We're working on a project that has some Clojure-Java interop. At this point we have a single class that has a variety of dependencies which we put into a user library in Eclipse for development, but of course that doesn't help when using Leiningen (2.x). Most of our dependencies are proprietary, so they aren't on a repository somewhere.

What is the easiest/right way to do this?

I've seen leiningen - how to add dependencies for local jars?, but it appears to be out of date?

Update: So I made a local maven repository for my jar following these instructions and the lein deployment docs on github, and edited my project.clj file like this:

:dependencies [[...]
               [usc "0.1.0"]]
:repositories {"usc" "file://maven_repository"}

Where maven_repository is under the project directory (hence not using file:///). When I ran "lein deps"--I got this message:

Retrieving usc/usc/0.1.0/usc-0.1.0.pom from usc
Could not transfer artifact usc:usc:pom:0.1.0 from/to usc (file://maven_repository): no supported algorithms found
This could be due to a typo in :dependencies or network issues.
Could not resolve dependencies

What is meant by "no supported algorithms found" and how do I fix it?
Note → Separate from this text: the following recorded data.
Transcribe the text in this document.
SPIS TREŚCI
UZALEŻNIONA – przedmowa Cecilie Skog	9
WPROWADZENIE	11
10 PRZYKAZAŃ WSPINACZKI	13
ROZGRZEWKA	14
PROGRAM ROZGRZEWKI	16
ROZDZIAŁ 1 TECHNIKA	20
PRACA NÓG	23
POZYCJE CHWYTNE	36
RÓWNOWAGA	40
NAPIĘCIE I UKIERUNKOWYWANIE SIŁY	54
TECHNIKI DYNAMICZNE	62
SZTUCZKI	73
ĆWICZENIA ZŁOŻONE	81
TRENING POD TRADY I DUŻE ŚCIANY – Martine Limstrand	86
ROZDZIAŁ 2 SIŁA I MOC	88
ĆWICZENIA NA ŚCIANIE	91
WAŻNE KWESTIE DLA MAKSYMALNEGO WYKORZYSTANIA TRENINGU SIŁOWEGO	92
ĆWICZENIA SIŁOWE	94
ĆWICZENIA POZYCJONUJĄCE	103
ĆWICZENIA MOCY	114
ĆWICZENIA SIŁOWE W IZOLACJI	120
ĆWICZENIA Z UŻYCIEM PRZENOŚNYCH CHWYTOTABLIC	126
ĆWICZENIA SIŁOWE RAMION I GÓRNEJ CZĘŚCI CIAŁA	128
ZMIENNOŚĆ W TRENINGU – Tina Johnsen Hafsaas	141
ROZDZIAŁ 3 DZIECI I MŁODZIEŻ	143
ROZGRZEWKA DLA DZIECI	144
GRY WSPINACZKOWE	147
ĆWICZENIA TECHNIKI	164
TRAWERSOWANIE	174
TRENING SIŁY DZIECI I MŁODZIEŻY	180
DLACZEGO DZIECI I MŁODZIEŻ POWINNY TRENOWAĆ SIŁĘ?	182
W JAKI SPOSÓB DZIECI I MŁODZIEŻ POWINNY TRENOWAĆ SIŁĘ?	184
Update2: Found the last bit of the answer here.

3

3 Answers

1
votes

add them as a dependency to your leiningen project. You can make up the names and versions. then run lein deps and the error message when it fails to find it will give you the exact command to run so you can install the jar to your local repo then sould you decide to use a shared repo you can use this same process to put your dependencies there.

1
votes

@Arthur's answer is good but I figured I'd flesh it out a bit more since it leaves some details lacking.
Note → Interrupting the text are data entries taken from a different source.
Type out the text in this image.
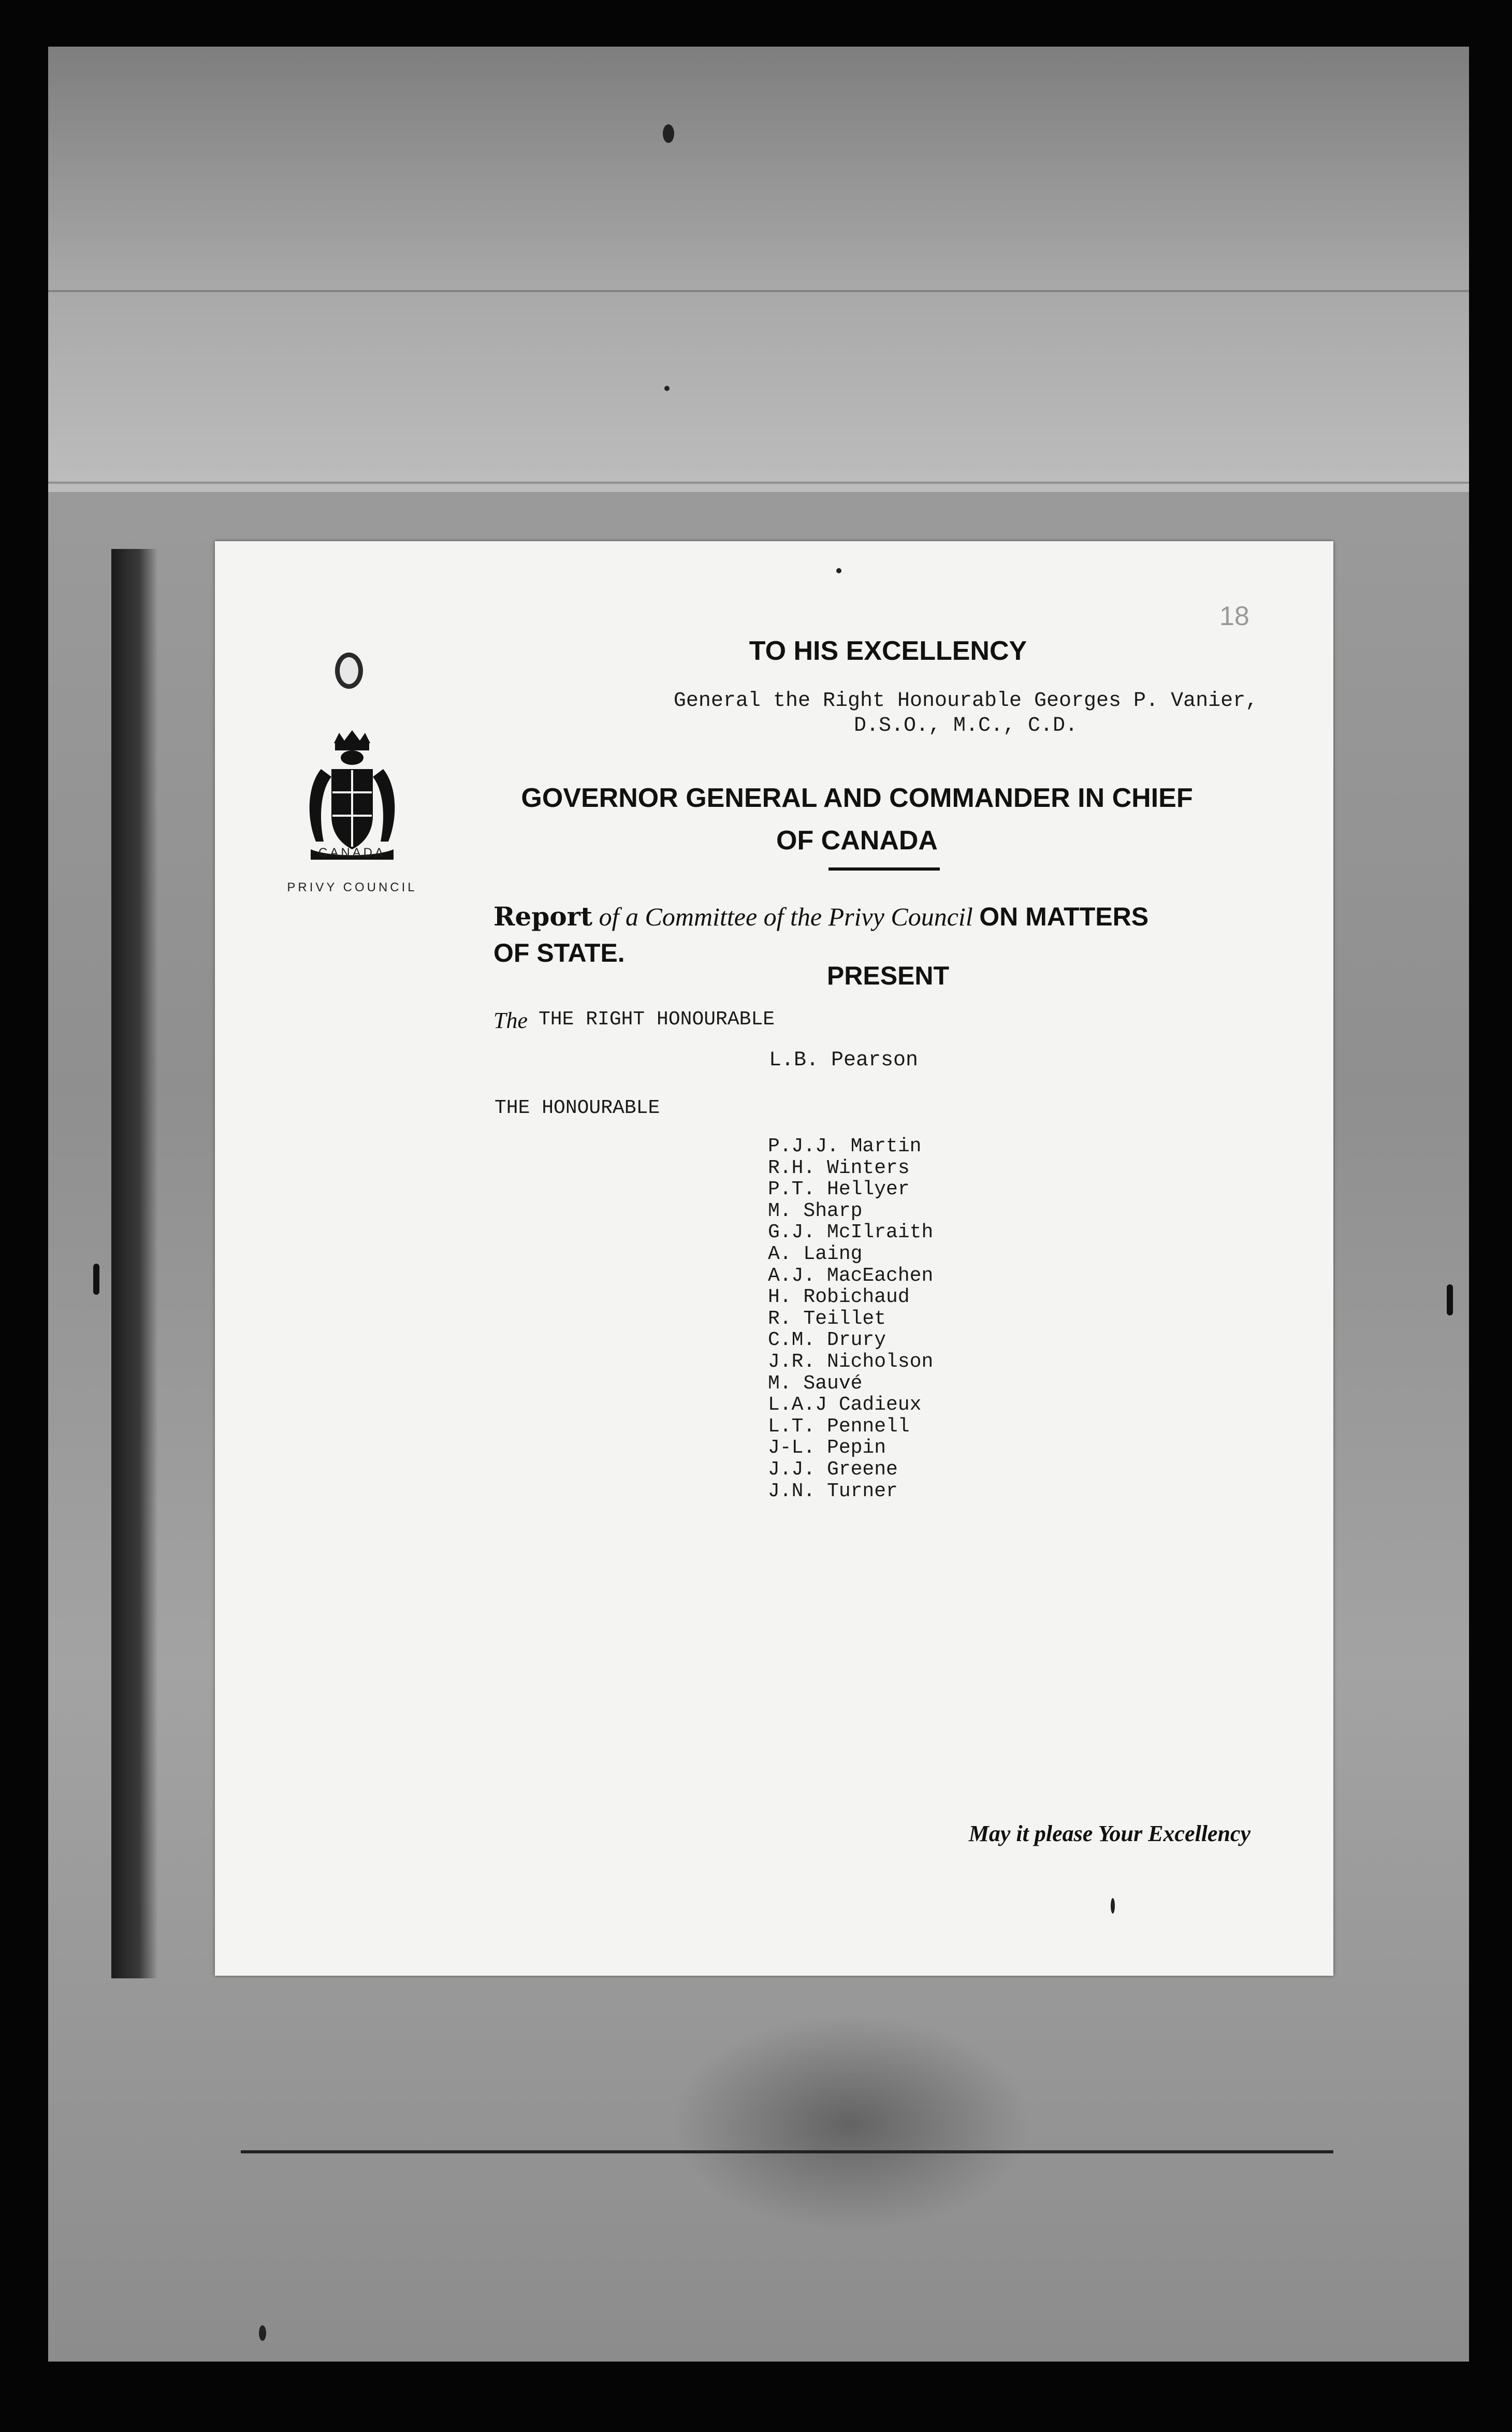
18
CANADA
PRIVY COUNCIL
TO HIS EXCELLENCY
General the Right Honourable Georges P. Vanier,
D.S.O., M.C., C.D.
GOVERNOR GENERAL AND COMMANDER IN CHIEF
OF CANADA
Report of a Committee of the Privy Council ON MATTERS
OF STATE.
PRESENT
The THE RIGHT HONOURABLE
L.B. Pearson
THE HONOURABLE
P.J.J. Martin
R.H. Winters
P.T. Hellyer
M. Sharp
G.J. McIlraith
A. Laing
A.J. MacEachen
H. Robichaud
R. Teillet
C.M. Drury
J.R. Nicholson
M. Sauvé
L.A.J Cadieux
L.T. Pennell
J-L. Pepin
J.J. Greene
J.N. Turner
May it please Your Excellency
  1. Always keep in mind Repeatability. If you don't make it so that anyone who needs access to the artifacts can get access to the artifacts in a standard way, you're asking for support hell.

  2. The documentation on deployment is a good place to go to find out everything you need to know about deploying your artifacts. Since you're in a polyglot environment you probably can't have lein take care of deploying all your artifacts but at least you can get your clojure specific jars up into S3 or even a file share if you like. The rest of your artifacts will have to use Maven or Ant directly to upload the artifacts to the Maven repo on the file server or S3. At my current company we are using technomancy's excellent s3 wagon private to great effect for hosting our closed source artifacts and clojars for hosting anything that we can open-source.

  3. What @Arthur is referring to is doing a lein install. All that does is install a copy of the current project into your local .m2 directory so that other projects on your box can reference them. Unless you have configured your install of maven to use a shared directory for your .m2 folder (maybe not a bad idea in your environment?), this will mean that anyone else who checks out your project will not be able to build it. If you wanted to go this route, you need to set the localRepository node in your $M2_HOME/conf/settings.xml to be the shared location that the rest of your team has access to. See the docs for more information.

0
votes

YMMV but I've found it best to use Maven rather than Leiningen when you are working with Polyglot Clojure / Java projects.

It's mainly because the Java based tools (Eclipse etc.) understand Maven projects but don't really understand Leiningen projects. It's getting slowly better with the excellent Counterclockwise Clojure plugin, but the integration still isn't quite good enough yet for an efficient IDE based workflow.

On the repository side of things, I'd suggest setting up a private shared Maven repository. You're going to need it sooner or later if you plan to manage a complex set of dependencies within your team: might as well bite the bullet and get it done now.